This course covers Policy Deviation Identification, which involves identifying departures from approved credit policies, surveillance standards, and governance requirements that may elevate exposure risk within Credit Monitoring & Portfolio Surveillance. It applies to accounts requiring structured execution, clear boundary definition, and independent review before any credit action is finalized.
It evaluates key dimensions such as assessment of early warning signal identification processes to ensure breaches of approved policy thresholds, surveillance exceptions, covenant deviations, overdue review actions, irregular monitoring practices, and non-compliance indicators are detected and escalated within approved governance timelines, analysis of risk trend monitoring practices used to identify recurring policy breaches, concentration of deviations across sectors or portfolios, deterioration in control discipline, operational inconsistencies, and emerging governance weaknesses affecting monitored exposures, review of proactive portfolio risk management frameworks to assess whether identified policy deviations are effectively integrated into escalation workflows, remedial action planning, exposure reassessment, exception approvals, surveillance governance, and risk mitigation controls, assessment of governance, validation, documentation, approval hierarchy adherence, deviation tracking, escalation rationale, and oversight mechanisms used to ensure policy deviation assessments remain accurate, independently reviewed, auditable, and aligned with approved regulatory and institutional standards, and evaluation of assessment scope controls to ensure all relevant exposures, policy exceptions, operational breaches, and surveillance deviations are comprehensively reviewed, appropriately classified, and monitored through approved governance channels, with each requiring independent validation and documented rationale to ensure policy deviation assessments remain consistent, auditable, and aligned with governance standards and enterprise risk appetite.

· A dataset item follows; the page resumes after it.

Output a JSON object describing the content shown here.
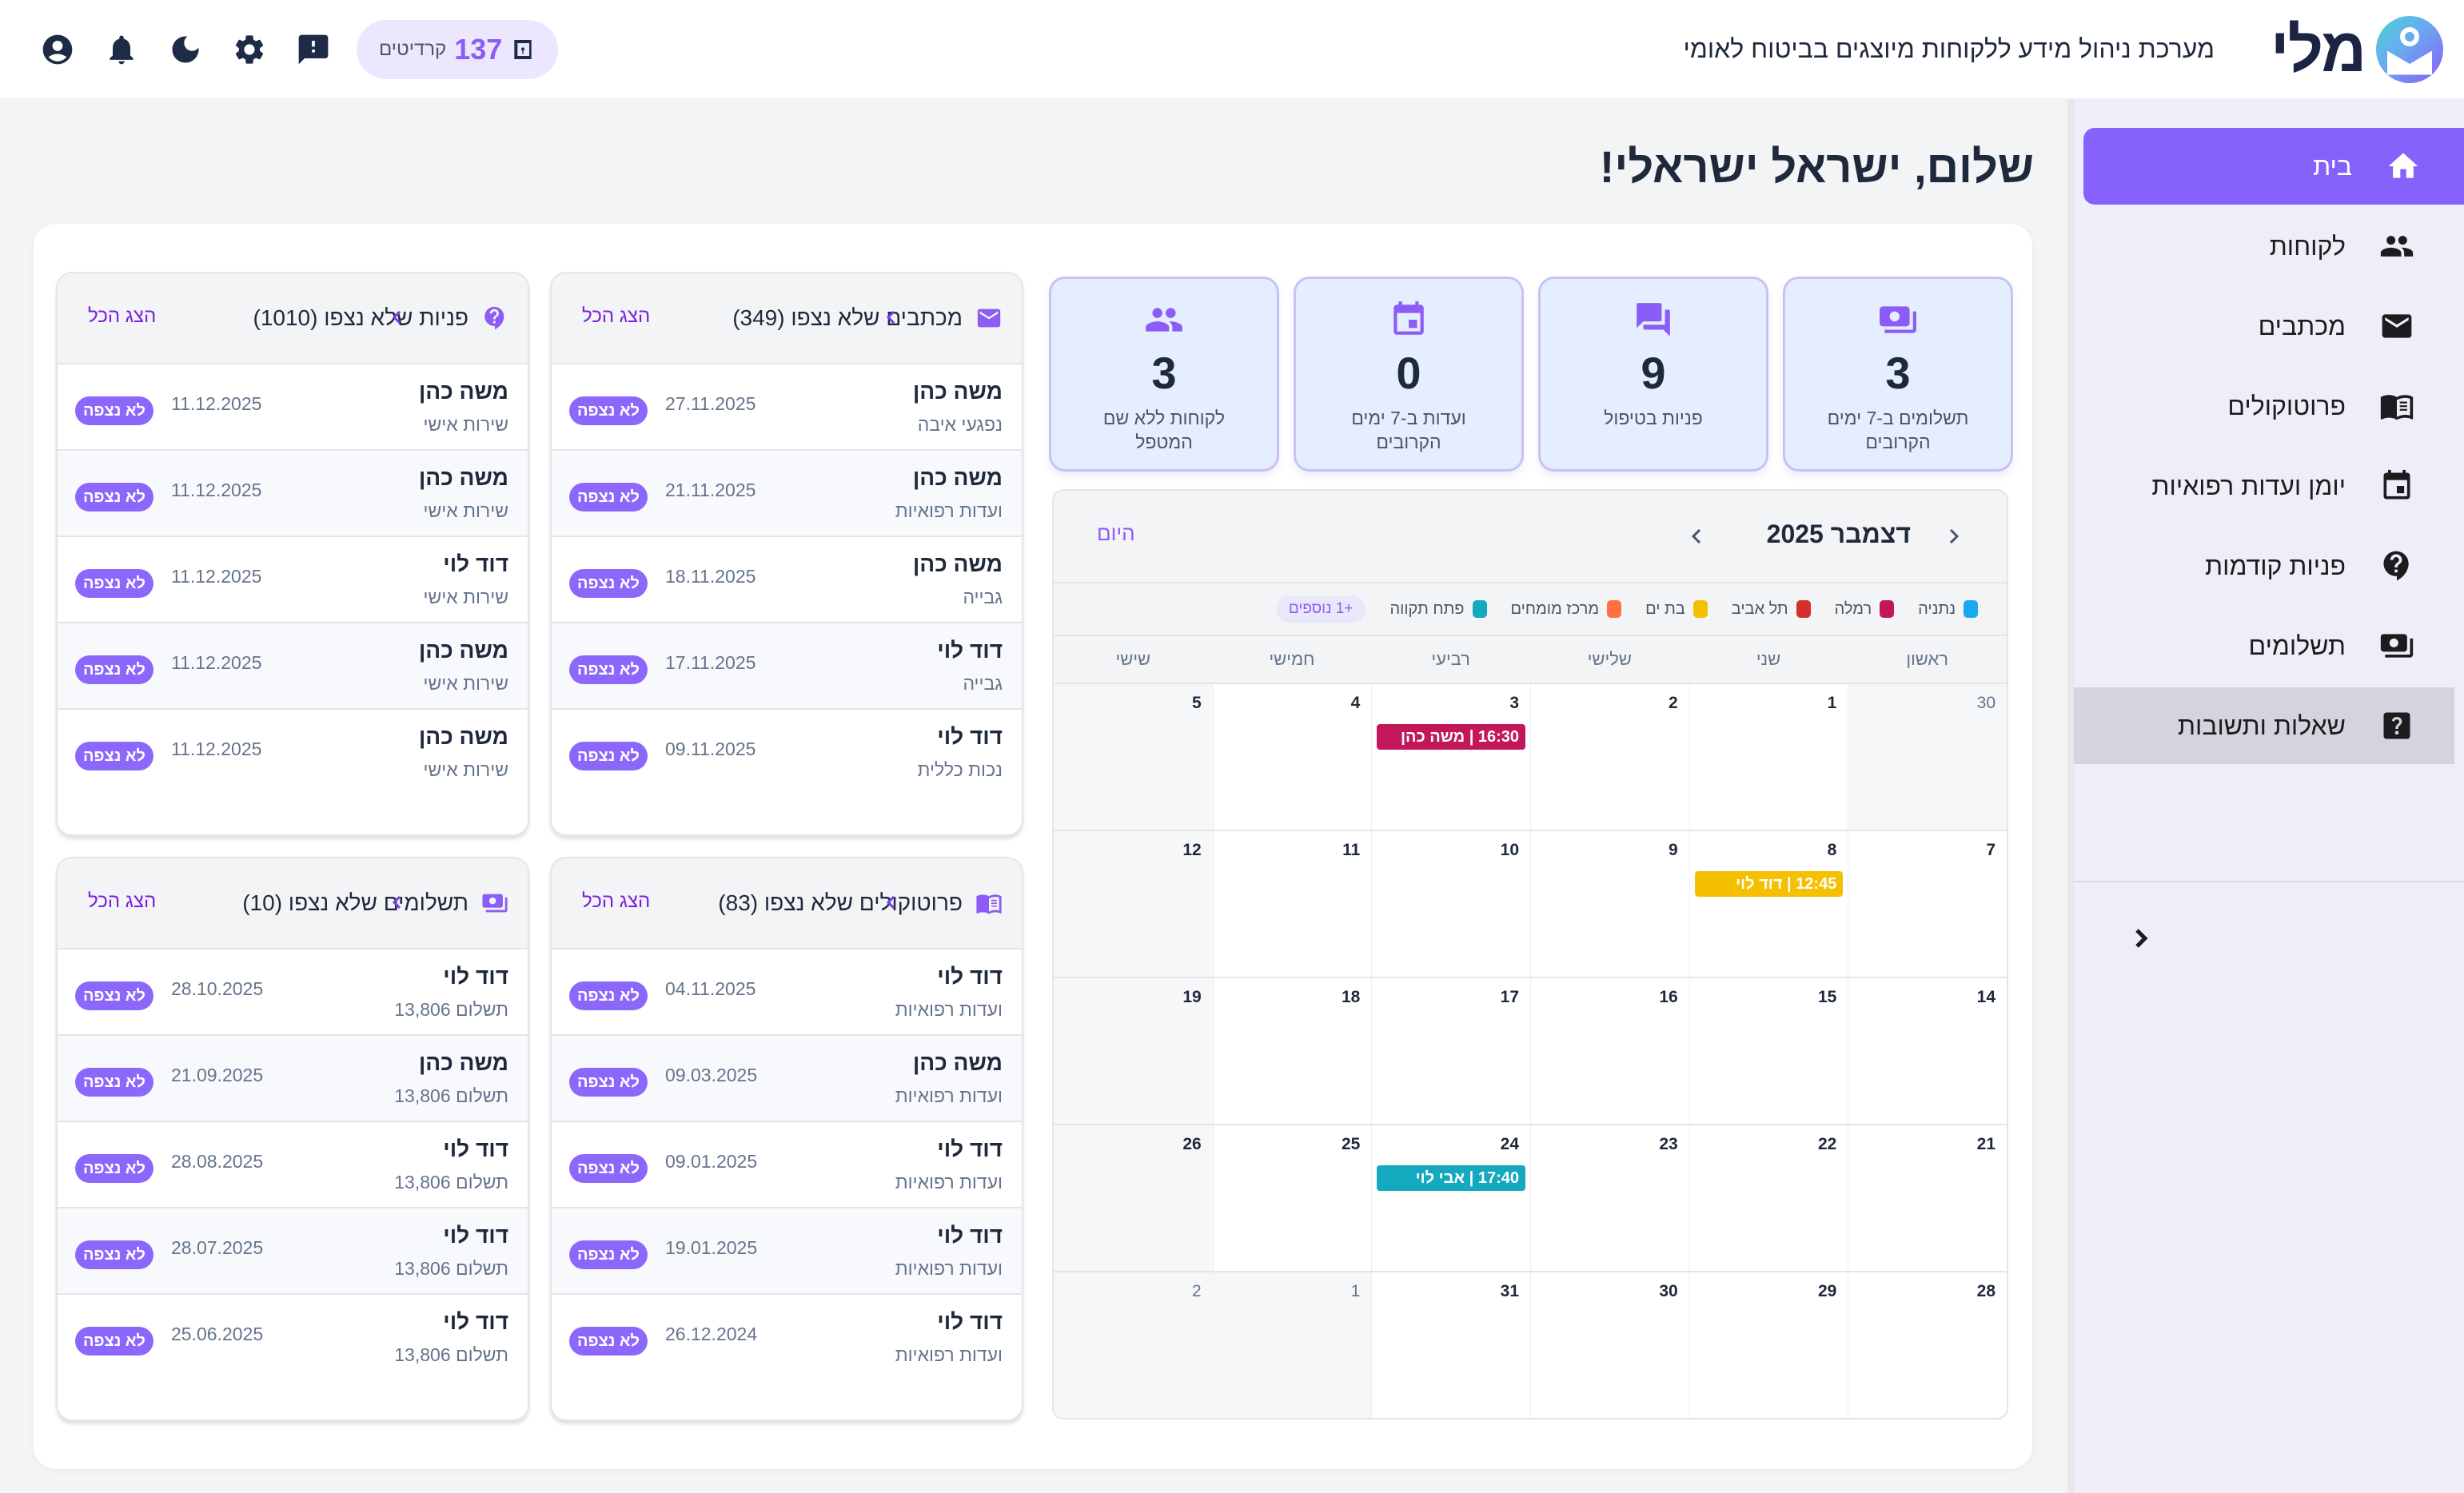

It is distinct from operational procedure design, as it focuses specifically on identification, monitoring, escalation, and management of deviations from approved credit and surveillance policies within active portfolio oversight activities rather than the broader design, structuring, or implementation of institutional operating procedures and workflows—each governed by separate evidence standards, ownership, and approval authority.
Within Exception & Deviation Management, the credit manager validates team-level analysis, approves case recommendations, and manages segment-level exposure within Credit Monitoring & Portfolio Surveillance, directly influencing escalation scope and priority.